Why I Got Rid of Cable

Last night, I spent a solid 5 minutes removing my TiVo box. I’m getting rid of cable TV (don’t worry, I am keeping the internet – how else would I blog?!).

Getting rid of cable is the what, but in this blog post, I wanted to focus more on the why.

Why I Got Rid of Cable

When I was young, I was told that a good goal to set was ‘become a millionaire’. That statement was subsequently followed up with, “now, why do you think that is a good goal?” It seemed obvious enough to me – so you can have a million dollars! Wrong. The reason to set a goal such as ‘become a millionaire’, is not what you will get, but what you will have to become to get there. That was the first time I was able to really tell the difference between the why and the what.

That brings me back to cable. Getting rid of cable – the what – is actually relatively unimportant. What is more important is the why. I got rid of cable because it was starting to be a bigger time drain than I would have liked. It was starting to become a habit – arriving home, turning on the TV, and sinking an hour plus into a show that I would neither care for nor remember in a few days.
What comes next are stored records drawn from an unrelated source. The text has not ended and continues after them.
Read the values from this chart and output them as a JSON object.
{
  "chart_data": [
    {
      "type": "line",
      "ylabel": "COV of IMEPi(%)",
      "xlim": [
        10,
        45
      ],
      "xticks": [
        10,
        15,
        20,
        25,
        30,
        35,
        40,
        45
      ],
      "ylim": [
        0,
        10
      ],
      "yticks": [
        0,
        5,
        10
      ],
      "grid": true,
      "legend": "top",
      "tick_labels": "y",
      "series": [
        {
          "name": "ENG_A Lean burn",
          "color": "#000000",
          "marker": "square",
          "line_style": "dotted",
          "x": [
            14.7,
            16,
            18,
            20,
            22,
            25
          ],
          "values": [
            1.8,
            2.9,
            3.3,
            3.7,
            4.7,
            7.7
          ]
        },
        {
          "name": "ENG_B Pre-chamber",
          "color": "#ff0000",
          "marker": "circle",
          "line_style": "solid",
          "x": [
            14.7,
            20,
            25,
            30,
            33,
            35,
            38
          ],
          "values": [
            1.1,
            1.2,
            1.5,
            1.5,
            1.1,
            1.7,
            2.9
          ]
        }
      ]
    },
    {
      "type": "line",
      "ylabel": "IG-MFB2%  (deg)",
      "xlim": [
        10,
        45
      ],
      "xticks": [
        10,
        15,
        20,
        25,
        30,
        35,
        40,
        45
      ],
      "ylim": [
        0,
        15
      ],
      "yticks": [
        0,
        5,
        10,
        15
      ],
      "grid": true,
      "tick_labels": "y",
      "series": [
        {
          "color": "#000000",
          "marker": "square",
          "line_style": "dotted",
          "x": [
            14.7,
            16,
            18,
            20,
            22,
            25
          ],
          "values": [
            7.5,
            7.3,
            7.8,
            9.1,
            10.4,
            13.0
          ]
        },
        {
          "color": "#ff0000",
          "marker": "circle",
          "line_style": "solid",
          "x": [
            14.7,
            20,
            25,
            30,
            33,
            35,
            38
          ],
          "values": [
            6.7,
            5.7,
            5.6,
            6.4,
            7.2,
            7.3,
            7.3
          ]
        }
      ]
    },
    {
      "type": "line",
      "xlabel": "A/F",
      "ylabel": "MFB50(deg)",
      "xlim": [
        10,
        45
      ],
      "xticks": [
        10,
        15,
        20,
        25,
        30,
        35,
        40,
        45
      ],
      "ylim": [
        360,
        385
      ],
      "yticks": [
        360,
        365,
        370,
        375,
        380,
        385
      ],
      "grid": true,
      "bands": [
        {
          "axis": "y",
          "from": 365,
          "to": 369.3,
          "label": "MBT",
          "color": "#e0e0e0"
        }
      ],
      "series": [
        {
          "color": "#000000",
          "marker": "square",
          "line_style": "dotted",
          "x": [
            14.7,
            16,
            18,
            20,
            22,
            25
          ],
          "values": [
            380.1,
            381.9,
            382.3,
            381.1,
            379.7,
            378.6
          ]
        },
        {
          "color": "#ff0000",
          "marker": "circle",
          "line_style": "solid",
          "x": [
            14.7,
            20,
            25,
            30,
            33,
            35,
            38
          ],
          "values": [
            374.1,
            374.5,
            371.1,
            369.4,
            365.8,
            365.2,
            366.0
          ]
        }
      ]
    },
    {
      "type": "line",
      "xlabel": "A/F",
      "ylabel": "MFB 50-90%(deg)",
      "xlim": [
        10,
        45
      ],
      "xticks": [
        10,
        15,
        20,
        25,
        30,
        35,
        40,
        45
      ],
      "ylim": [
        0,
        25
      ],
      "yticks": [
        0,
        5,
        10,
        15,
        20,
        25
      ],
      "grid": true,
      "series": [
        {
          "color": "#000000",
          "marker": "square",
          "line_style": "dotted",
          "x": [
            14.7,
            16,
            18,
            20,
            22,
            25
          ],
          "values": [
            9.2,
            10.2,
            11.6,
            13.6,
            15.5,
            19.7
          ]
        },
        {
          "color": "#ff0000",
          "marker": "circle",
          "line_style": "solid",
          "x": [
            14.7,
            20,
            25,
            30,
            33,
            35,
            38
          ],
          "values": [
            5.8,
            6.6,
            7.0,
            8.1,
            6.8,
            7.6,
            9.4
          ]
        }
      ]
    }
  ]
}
Additionally, I think one of the huge dangers of cable is that it removes the planning element of watching a movie or show on another means. If I want to go out to a movie, download (oh no!) a movie, or stream a TV show, it requires a focused effort. I need to think about what I want to watch, plan out how I am going to go/find it, then actually do it. With cable, I can just sit down, hit power, and hundreds of shows will pop up – ones I might not even have planned on watching! That’s the danger of cable – it lowers the barriers to laziness and lethargy.

What Can You Get Rid Of?

I got rid of cable – and I have already noticed the benefits. Instead of turning on the TV last night, I got an extra half hour of reading done. Now the question arises – what can you get rid of?

We all have something in our life that we would rather spend less time on; the problem is, as long it is around, we will spend time on it. Maybe it’s TV, maybe it’s Xbox, and maybe it’s a ball in a cup game. Whatever it is, the best way to deal with it is to simply get rid of it.

Now don’t get me wrong – I am not asking you to get rid of every entertaining and relaxing thing in your life and drive towards pure efficiency – but if there is something in your life that you are committing more time to than you rather would, maybe it’s better just to get rid of it, and think of what that will free you up to become.